Last week, my grandmother said the last words to me she ever will.
She’d had her second stroke, and seemed to be struggling with the recovery; unable to quite put her words together, unable to recognise her surroundings. My father, thanks to the words of the doctor, figured it best to get my attention, and, before gaming, I made the journey out to Kiama to see her.
I walked in to her hotel room, in which my family were doing what they normally do – talking, quite loudly. My mother was holding her mother’s hand, skin ruffled like damaged paper, showing the signs of her wear. Dark, purple and brown spots under her skin, her bones almost visible. The wrist that she broke on her trip to Wales had a noteworthy shift to the shape of it, bulging a little in the places it’d been repaired, and healed all those years ago.

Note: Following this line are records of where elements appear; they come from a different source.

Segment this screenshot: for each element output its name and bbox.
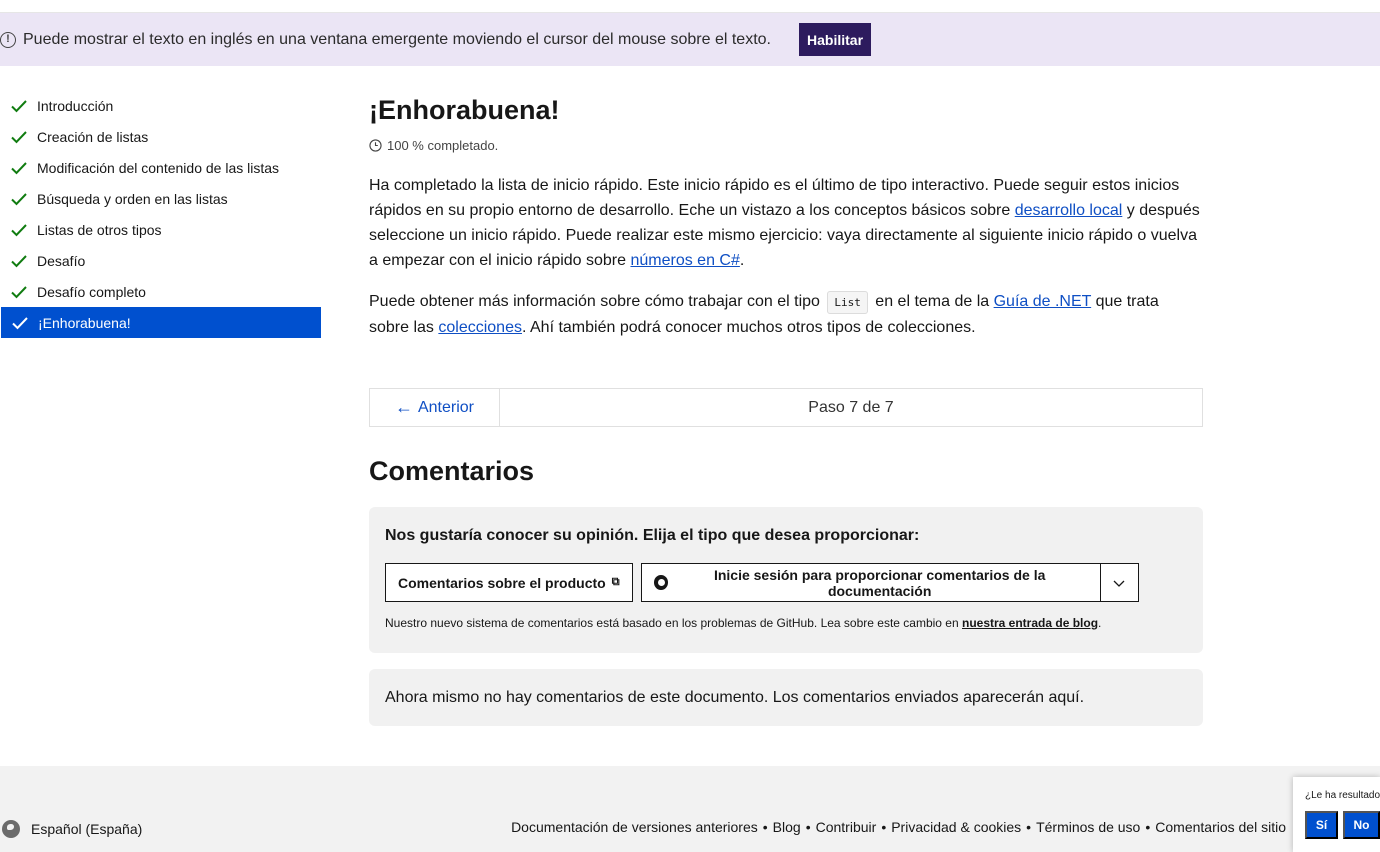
github-signin-label: Inicie sesión para proporcionar comentar…: [713, 566, 1046, 599]
rating-yes-button[interactable]: Sí: [1305, 811, 1338, 839]
sidebar-item-modificacion[interactable]: Modificación del contenido de las listas: [0, 152, 322, 183]
sidebar-item-label: Introducción: [37, 97, 114, 114]
sidebar-item-label: Listas de otros tipos: [37, 221, 162, 238]
footer-links: Documentación de versiones anteriores • …: [511, 819, 1286, 835]
product-feedback-button[interactable]: Comentarios sobre el producto ⧉: [385, 563, 633, 602]
footer-separator: •: [1145, 819, 1151, 835]
check-icon: [11, 254, 27, 267]
feedback-buttons: Comentarios sobre el producto ⧉ Inicie s…: [385, 563, 1187, 602]
external-link-icon: ⧉: [611, 576, 620, 588]
text-segment: Nuestro nuevo sistema de comentarios est…: [385, 616, 962, 630]
link-colecciones[interactable]: colecciones: [438, 319, 522, 336]
sidebar-item-enhorabuena[interactable]: ¡Enhorabuena!: [1, 307, 321, 338]
rating-no-button[interactable]: No: [1343, 811, 1380, 839]
comments-title: Comentarios: [369, 456, 535, 486]
chevron-down-icon: [1113, 580, 1125, 587]
feedback-question: Nos gustaría conocer su opinión. Elija e…: [385, 527, 920, 544]
text-segment: en el tema de la: [870, 293, 994, 310]
check-icon: [11, 192, 27, 205]
paragraph-more-info: Puede obtener más información sobre cómo…: [369, 289, 1203, 340]
paragraph-summary: Ha completado la lista de inicio rápido.…: [369, 173, 1203, 273]
check-icon: [11, 99, 27, 112]
footer-separator: •: [881, 819, 887, 835]
github-icon: [653, 575, 668, 590]
footer-link-site-feedback[interactable]: Comentarios del sitio: [1155, 819, 1286, 835]
page-title: ¡Enhorabuena!: [369, 95, 560, 125]
footer-separator: •: [762, 819, 768, 835]
text-segment: Puede obtener más información sobre cómo…: [369, 293, 825, 310]
github-signin-button[interactable]: Inicie sesión para proporcionar comentar…: [640, 563, 1100, 602]
page-rating-popup: ¿Le ha resultado útil esta página? Sí No: [1293, 777, 1380, 852]
sidebar-item-busqueda[interactable]: Búsqueda y orden en las listas: [0, 183, 322, 214]
check-icon: [11, 161, 27, 174]
footer-link-blog[interactable]: Blog: [773, 819, 801, 835]
footer-link-privacy[interactable]: Privacidad & cookies: [891, 819, 1021, 835]
sidebar-item-label: Desafío completo: [37, 283, 146, 300]
product-feedback-label: Comentarios sobre el producto: [398, 574, 606, 591]
footer-separator: •: [805, 819, 811, 835]
progress-text: 100 % completado.: [387, 138, 499, 153]
sidebar-item-label: Desafío: [37, 252, 86, 269]
progress-indicator: 100 % completado.: [369, 138, 1203, 153]
text-segment: . Ahí también podrá conocer muchos otros…: [521, 319, 976, 336]
footer-link-contribute[interactable]: Contribuir: [816, 819, 877, 835]
language-selector[interactable]: Español (España): [2, 820, 142, 838]
feedback-note: Nuestro nuevo sistema de comentarios est…: [385, 616, 1187, 630]
sidebar-item-label: ¡Enhorabuena!: [38, 314, 131, 331]
globe-icon: [2, 820, 20, 838]
info-icon: !: [0, 31, 16, 48]
inline-code: List: [827, 291, 868, 314]
arrow-left-icon: ←: [394, 397, 413, 417]
footer-link-terms[interactable]: Términos de uso: [1036, 819, 1140, 835]
step-indicator: Paso 7 de 7: [808, 398, 894, 416]
text-segment: .: [1098, 616, 1102, 630]
sidebar-item-desafio[interactable]: Desafío: [0, 245, 322, 276]
link-numeros-csharp[interactable]: números en C#: [630, 252, 739, 269]
check-icon: [12, 316, 28, 329]
sidebar-item-label: Búsqueda y orden en las listas: [37, 190, 228, 207]
sidebar-item-otros-tipos[interactable]: Listas de otros tipos: [0, 214, 322, 245]
blog-post-link[interactable]: nuestra entrada de blog: [962, 616, 1098, 630]
check-icon: [11, 130, 27, 143]
language-label: Español (España): [31, 821, 143, 837]
sidebar-item-introduccion[interactable]: Introducción: [0, 90, 322, 121]
translation-banner: ! Puede mostrar el texto en inglés en un…: [0, 13, 1380, 66]
previous-label: Anterior: [417, 398, 475, 416]
check-icon: [11, 285, 27, 298]
tutorial-sidebar: Introducción Creación de listas Modifica…: [0, 90, 322, 338]
no-comments-message: Ahora mismo no hay comentarios de este d…: [369, 669, 1203, 726]
footer-separator: •: [1026, 819, 1032, 835]
text-segment: .: [739, 252, 745, 269]
sidebar-item-creacion[interactable]: Creación de listas: [0, 121, 322, 152]
sidebar-item-desafio-completo[interactable]: Desafío completo: [0, 276, 322, 307]
check-icon: [11, 223, 27, 236]
main-content: ¡Enhorabuena! 100 % completado. Ha compl…: [369, 90, 1203, 340]
link-guia-net[interactable]: Guía de .NET: [994, 293, 1092, 310]
sidebar-item-label: Modificación del contenido de las listas: [37, 159, 280, 176]
step-pager: ← Anterior Paso 7 de 7: [369, 388, 1203, 427]
feedback-dropdown-button[interactable]: [1099, 563, 1139, 602]
footer-link-previous-versions[interactable]: Documentación de versiones anteriores: [511, 819, 758, 835]
feedback-box: Nos gustaría conocer su opinión. Elija e…: [369, 507, 1203, 653]
banner-text: Puede mostrar el texto en inglés en una …: [23, 30, 771, 48]
link-desarrollo-local[interactable]: desarrollo local: [1015, 202, 1123, 219]
sidebar-item-label: Creación de listas: [37, 128, 149, 145]
enable-button[interactable]: Habilitar: [799, 23, 872, 56]
footer: Español (España) Documentación de versio…: [0, 766, 1380, 852]
rating-question: ¿Le ha resultado útil esta página?: [1305, 790, 1380, 801]
previous-button[interactable]: ← Anterior: [370, 389, 500, 426]
clock-icon: [369, 139, 382, 152]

She sat in a warm bed, under knitted covers, in her newer pajamas, like a queen surrounded.
I didn’t know it as I entered, but she’d been unaware of most of the people around her. I learned this as my sister and I walked in the garden outside, crying on my shoulder about the agony she was going through with trying to spend her time with her, trying to ensure her children could remember their great-grandmother without being horrified at the starkness and sadness of the hospital that bothered them. I learned this while she told me about the travails that my uncle is going through trying to manage his own illness, and the illness of his father-in-law. Talking about how my grandmother had fought her way back from the last stroke, about how hard it had been, and now how her infection was making things impossible.
I didn’t stay in the doorway. I stepped in, reaching down to the bed to cradle the wrist of my grandmother, and smile at her. To tell her I loved her. She interrupted me, smiling, focusing on me, looking me in the eyes.
“I remember Richard.”
I remember her, too. I remember visiting nanna for weeks at a time when we were on school holidays. I remember setting up the old 386 in her guest room, and playing Lemmings 2. I remember laying on my belly in the living room, poring over books. I remember lying against the heater, trying to make every part of me as hot as the little line in my back, as Nanna laughingly teased my mother about the Tennis, sure that this year, this year, Britain would win. I remember sitting at the dinner table and watching my walnut-coloured Nanna mocking the cricket team, quoting years when Australia lost the Ashes – the only point of cricket that mattered, mind you.
I remember her quitting smoking. From having a regular smoke out in the patio, or in the living room to just one day, after a visit, bam. No more. I remember an iron will, a stubbornness that had her winning out tournament upon tournament of darts. I remember her crowing about hampers of food, of trays of chocolate. I remember how she and dad would routinely bring home the end-of-year specials, making Christmas mornings enormous cascades of rich food. I remember watching The Transformers Movie with her, again and again, while she failed to give a damn about what was on the screen, but happy to keep an eye on me…
I remember the night my nanna, with my mother watching, asked me to explain my faith.
It was fascinating in hindsight. I mean, I was giving Sunday School answers, but she seemed genuinely impressed by how well I justified my morality. And then she led me down a string of ‘Why?’s, asking me why that was necessary. Eventually, flummoxed, I started abdicating to authority – my mother says that, because my father says that, because the preacher says it, because the church says that, because the Bible says that.’
She doesn’t likely realise it, but that moment, when she hit the Bible, and threw her head back and cackled, really started something inside me.
Edna Button Brown, my grandmother, passed away at half-past midnight last night.
I already miss her dreadfully… but I do get to know that she remembered me.